Les manifestations contre le racisme de ces dernières semaines ont mis en évidence ce qui, de nos jours, semble de bien mauvais choix. Même si étaient sans doute gens généreux ceux qui ont ainsi baptisé rues, places, écoles ou monuments des noms de Colbert, auteur  du fameux « Code noir », du « négrier » Rasteau, voire du Général Bugeaud, responsable des « enfumades » algériennes en 1840, ou d’Alexis Carrel, médecin fort précieux mais promoteur de l’eugénisme et proche des thèses nazies. Même nos voisins suisses contestent le choix de Carl Vogt pour nommer certaines artères.
Une sorte de « grand ménage » des rues est aujourd’hui demandé par une partie de l’opinion dans de nombreuses villes du monde.

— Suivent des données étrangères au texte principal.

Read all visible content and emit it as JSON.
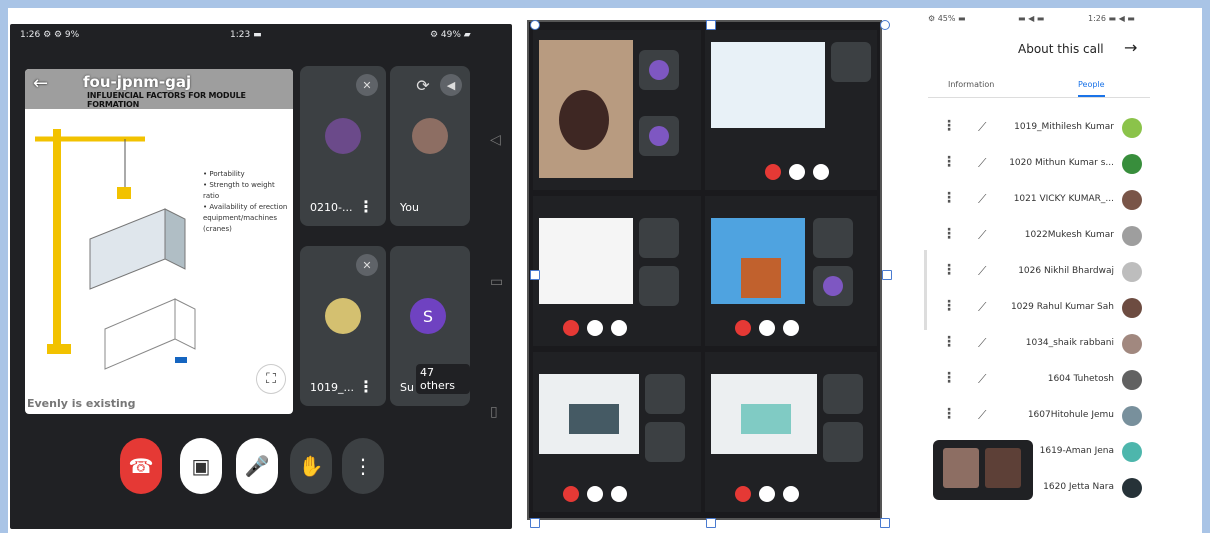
{
  "phone": {
    "status_left": "1:26 ⚙ ⚙ 9%",
    "status_mid": "1:23 ▬",
    "status_right": "⚙ 49% ▰",
    "meeting_code": "fou-jpnm-gaj",
    "slide_title": "INFLUENCIAL FACTORS FOR MODULE FORMATION",
    "slide_bullets": [
      "• Portability",
      "• Strength to weight ratio",
      "• Availability of erection",
      "  equipment/machines",
      "  (cranes)"
    ],
    "slide_caption": "Evenly is existing",
    "tiles": [
      {
        "name": "0210-...",
        "icon": "mic-off-icon"
      },
      {
        "name": "You",
        "icon": "mic-icon"
      },
      {
        "name": "1019_...",
        "icon": "mic-off-icon"
      },
      {
        "name": "Su",
        "icon": "mic-icon",
        "others": "47 others",
        "initial": "S"
      }
    ],
    "controls": [
      "end-call",
      "camera-off",
      "mic-off",
      "raise-hand",
      "more"
    ]
  },
  "grid": {
    "cells": 6
  },
  "panel": {
    "status_left": "⚙ 45% ▬",
    "status_mid": "▬ ◀ ▬",
    "status_right": "1:26 ▬ ◀ ▬",
    "title": "About this call",
    "tab_people": "People",
    "tab_information": "Information",
    "participants": [
      "1019_Mithilesh Kumar",
      "1020 Mithun Kumar s...",
      "1021 VICKY KUMAR_...",
      "1022Mukesh Kumar",
      "1026 Nikhil Bhardwaj",
      "1029 Rahul Kumar Sah",
      "1034_shaik rabbani",
      "1604 Tuhetosh",
      "1607Hitohule Jemu",
      "1619-Aman Jena",
      "1620 Jetta Nara"
    ]
  }
}
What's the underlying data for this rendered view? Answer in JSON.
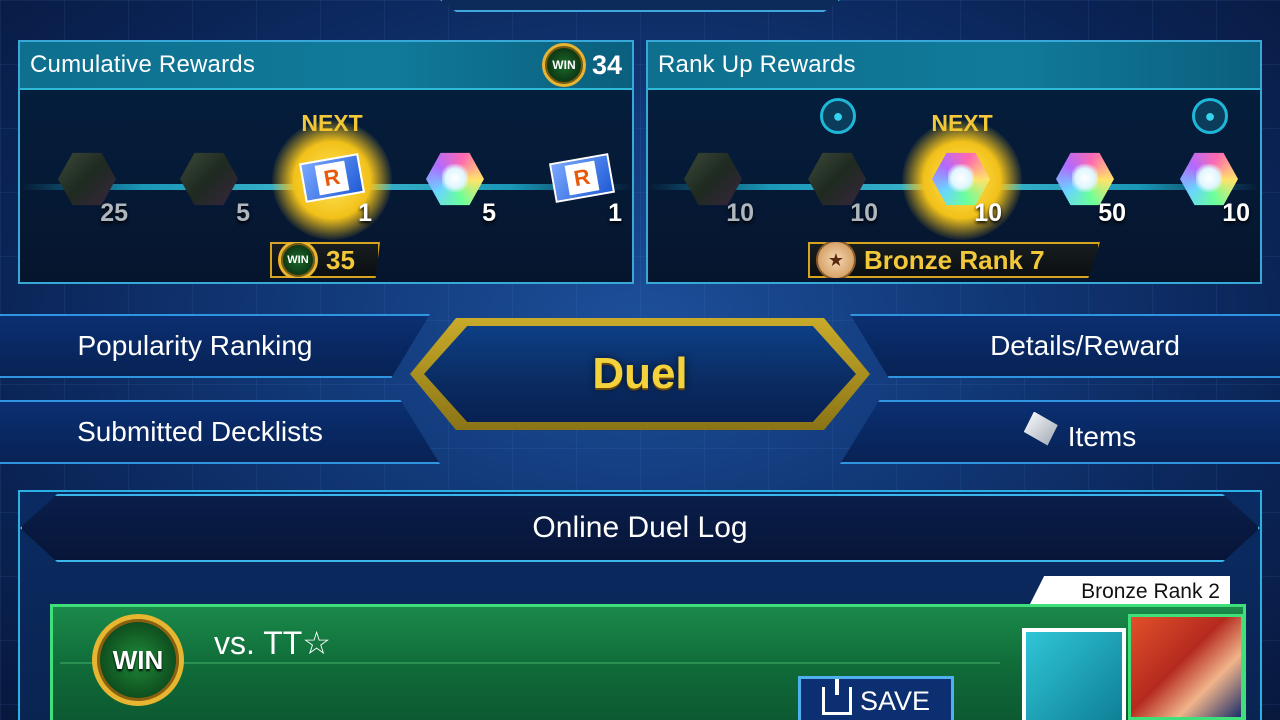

Maires, héros et musiciens
A Rumilly, on peut se pencher sur cette question, bien légitime. Mais à l’examen de la nomenclature des rues de la ville, il est peu probable que la contestation soit virulente. 
Certes, on peut s’interroger sur le choix de certains maires, et pas d’autres pour donner leur nom aux voies communales. Parmi eux, Frédéric Girod (1849-1853, 1860-1870), Félix Gantin (1882-1890), Edouard André (1925-1936), Louis Amoudry (1944-1955), René Darmet (1955-1971), ou Louis Dagand (1971-1989). Mais il en manque beaucoup…
Les héros de l’Histoire sont bien peu nombreux. Et, même si on ne connait pas forcément très bien leur parcours et leurs idées, il est peu probable que, par-delà les années, on puisse leur reprocher des positions contestables. Marcoz d’Ecle a laissé trace dans l’histoire locale (ou la légende) en s’opposant, inutilement il est vrai et en le payant de sa vie, aux troupes espagnoles en 1742. La biographie de Pierre Salteur, « seigneur de la Sale » comporte bien des « trous ». Par contre, que dire de Joseph Béard, Jozè Byâ, certes médecin des pauvres et chansonnier à la verve parfois assassine, mais aussi coupable de versets particulièrement intolérants vis-à-vis des « vairons » annéciens…
Certaines rues témoignent d’un passé historique en marquant ses vestiges visibles ou non, des Remparts aux Tours, des Forts à la Croix Noire.
Rien à redire non plus sur le choix de musiciens et autres littérateurs, de Mozart à Lamartine, de Ronsard à Debussy, de Berlioz à Racine. Ainsi qu’aux grands hommes (et grandes femmes) de l’histoire récente : De Gaulle, Pasteur, Roosevelt, Jean Moulin, René Cassin ou plus récemment et plus localement, Jeanne Burdin ou Joseph Joffo. Même si, là encore, les choix sont très « ciblés ». Quant aux Frères Lumière, leur choix revient à l’un des habitants, célèbre, de cette rue, Henry Tracol…

Fleurs et plantes
Mais tout cela représente bien peu de choses dans la nomenclature des quelque 344 rues et places de la ville, et des écoles et autres sites urbains. Car, sur l’ensemble des noms, on ne compte que 7% de personnages célèbres ou non. Par contre, la ville déborde, en particulier dans les quartiers les plus récemment urbanisés, de rues affublées de noms de fleurs, de plantes, de lieux-dits, d’animaux, d’arbres ou de montagnes. Des rues qui célèbrent les pinsons, les camélias, les églantines ou autres lilas. 
Ou les séquoias, vernes, mésanges, coquelicots ou marguerites. 
Bien sûr, tout cela donne un air bucolique à la ville, toujours entre esprit urbain et attachement au rural. Mais où sont les grands (ou plus modestes) personnages qui ont marqué notre époque, les savants et intellectuels qui ont fait évoluer notre monde, y compris en le libérant d’un carcan colonialiste et raciste ? Manque d’imagination ou préoccupation de maintenir le « politiquement correct » ?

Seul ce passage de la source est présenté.